Their validity or otherwise would have had little weight with Bin Ladin and Qaeda, who we now know to place much weight on utilising images and propaganda as a conjunctive to activity.
9/11 was a made-for-television event, complete with its live second plane crash. Bin Ladin videos and tapes since that time, and the assortment of snuff slayings and fear clips put out by his comrades, are also made for television. Bin Ladin's letter to America on the eve of Bush's re-election was timed for television, and conceived as if by Michael Moore, designed to tap into the popular far left propaganda of the time.
Such is the modus operandi of an agitator militarily inferior to its enemy. It must project power beyond means, hence propaganda is an essential tool in its armoury.

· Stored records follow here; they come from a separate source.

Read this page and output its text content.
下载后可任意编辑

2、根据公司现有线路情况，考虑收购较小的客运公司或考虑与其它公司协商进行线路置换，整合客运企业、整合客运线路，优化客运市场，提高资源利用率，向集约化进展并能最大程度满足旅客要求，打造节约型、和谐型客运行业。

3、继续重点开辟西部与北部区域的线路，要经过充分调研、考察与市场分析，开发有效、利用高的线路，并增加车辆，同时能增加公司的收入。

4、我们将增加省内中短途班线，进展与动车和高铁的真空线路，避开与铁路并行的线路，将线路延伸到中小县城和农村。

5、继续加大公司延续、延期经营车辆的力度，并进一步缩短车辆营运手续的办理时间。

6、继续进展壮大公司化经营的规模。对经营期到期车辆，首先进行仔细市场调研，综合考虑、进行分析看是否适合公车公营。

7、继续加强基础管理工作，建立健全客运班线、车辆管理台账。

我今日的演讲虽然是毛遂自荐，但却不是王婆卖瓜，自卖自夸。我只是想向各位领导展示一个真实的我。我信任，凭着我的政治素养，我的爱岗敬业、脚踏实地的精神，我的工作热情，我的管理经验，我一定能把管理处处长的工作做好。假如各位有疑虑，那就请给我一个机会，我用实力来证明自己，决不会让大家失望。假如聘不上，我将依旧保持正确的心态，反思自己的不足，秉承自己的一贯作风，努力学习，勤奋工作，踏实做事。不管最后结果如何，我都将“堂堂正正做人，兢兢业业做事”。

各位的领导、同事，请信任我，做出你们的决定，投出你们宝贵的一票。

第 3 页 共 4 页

There is nothing new or exceptional to Bin Ladin in the MO itself - the scale of activity (atativity?) he figureheads is historic. Given the givens, we can safely say that a zeitgeist Muslim world perception of American weakness probably influenced the timing of 9/11, just as the perception of Clinton corruption and hubris probably influenced the attack's conception.
What would someone like Bin Ladin have made of President Clinton's infamous 'Monica bombs' - those astounding sudden rocket attacks on countries in the traditional Islamic belt that coincided with US Congressional deliberations over the Clinton impeachment?

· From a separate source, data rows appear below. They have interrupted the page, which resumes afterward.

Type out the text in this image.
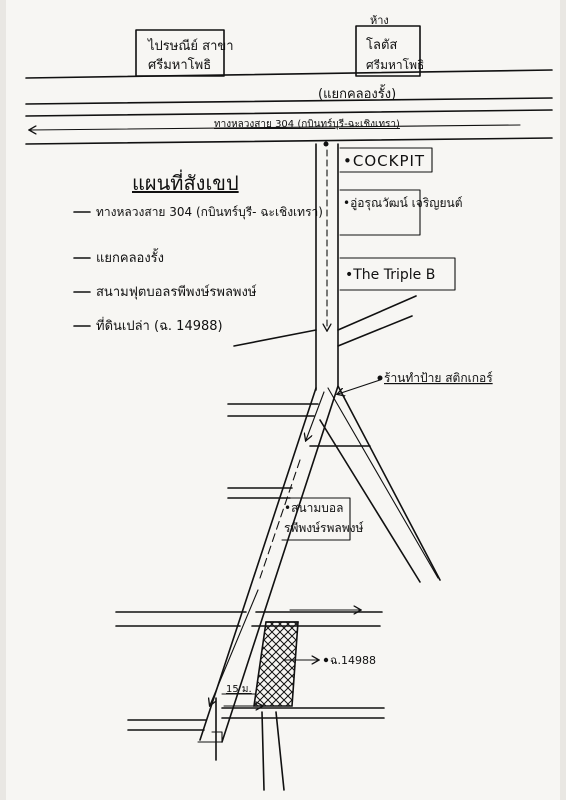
ไปรษณีย์ สาขา
ศรีมหาโพธิ
ห้าง
โลตัส
ศรีมหาโพธิ
(แยกคลองรั้ง)
ทางหลวงสาย 304 (กบินทร์บุรี-ฉะเชิงเทรา)
•COCKPIT
•อู่อรุณวัฒน์ เจริญยนต์
•The Triple B
แผนที่สังเขป
ทางหลวงสาย 304 (กบินทร์บุรี- ฉะเชิงเทรา)
แยกคลองรั้ง
สนามฟุตบอลรพีพงษ์รพลพงษ์
ที่ดินเปล่า (ฉ. 14988)
ร้านทำป้าย สติกเกอร์
•สนามบอล
รพีพงษ์รพลพงษ์
ฉ.14988
15 ม.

Surely this is something he would have been rather upset about, and uninclined to whitewash or forgive, coming from the hated country that spun the Mossadeq web, that inherited Sykes-Picot, that produced Capone, "The Godfather" and the JFK kerfuffle. That befriends and protects Israel.
Further, what would Qaeda members and their leader-in-cave have made of the reasons for the Clinton impeachment, the sexual proclivities and actions of the married sitting President with a near-minor, or of the matters investigated by the Starr committee in the lead-up to the impeachment, including - for this was part of the core meat of Starr's original mandate - the alleged trade of political favours and information for money?
All of the above-implied allegations against Clinton can be argued, in a western sense, to be unexceptional products of realpolitic.
Bin Ladin, however, is of course not a person with western sensibilities.
The conception of the American-led west as rife with corruption and immorality is germane to Islamist hatred: when Shiite Khomeini called the US "The Great Satan" and when Sunni ideologue Sayyid Qutb coined that term, they were referring not to the political or the military, but to matters of morality and integrity, to the sexual, to the religious, to Q'uranic categorisation of Satan as "tempter".
Many in the west regard the morally suspect Bill Clinton as perhaps merely more and even more-admirably Machiavelian than assorted predecessors, as a product of 'the system', as a complex good-and-bad - but hey, at least potent - character of the type found in a James Ellroy novel. The Islamist world cannot be expected to entertain similar ideals or accepted bounds of perceived villainy, particularly where, as in the case of the 'Monica bombs' - or in the continuing presence of US soldiers near Mecca, the reddest (greenest?) of flags in Islamist eyes - their own world can be seen to figure in the consequences of such villainy.
It was on such terms - their terms - that the 9/11 action was conceived and justified.
Whether one agrees with them or not, we must have regard to their views if we are to honestly understand the process by which the 9/11 attacks became reality, and President Clinton's latest rejection of responsibility neither helps in that regard, nor serves to relieve the impression that self-interest appears to dictate his proferrings on this and most subjects.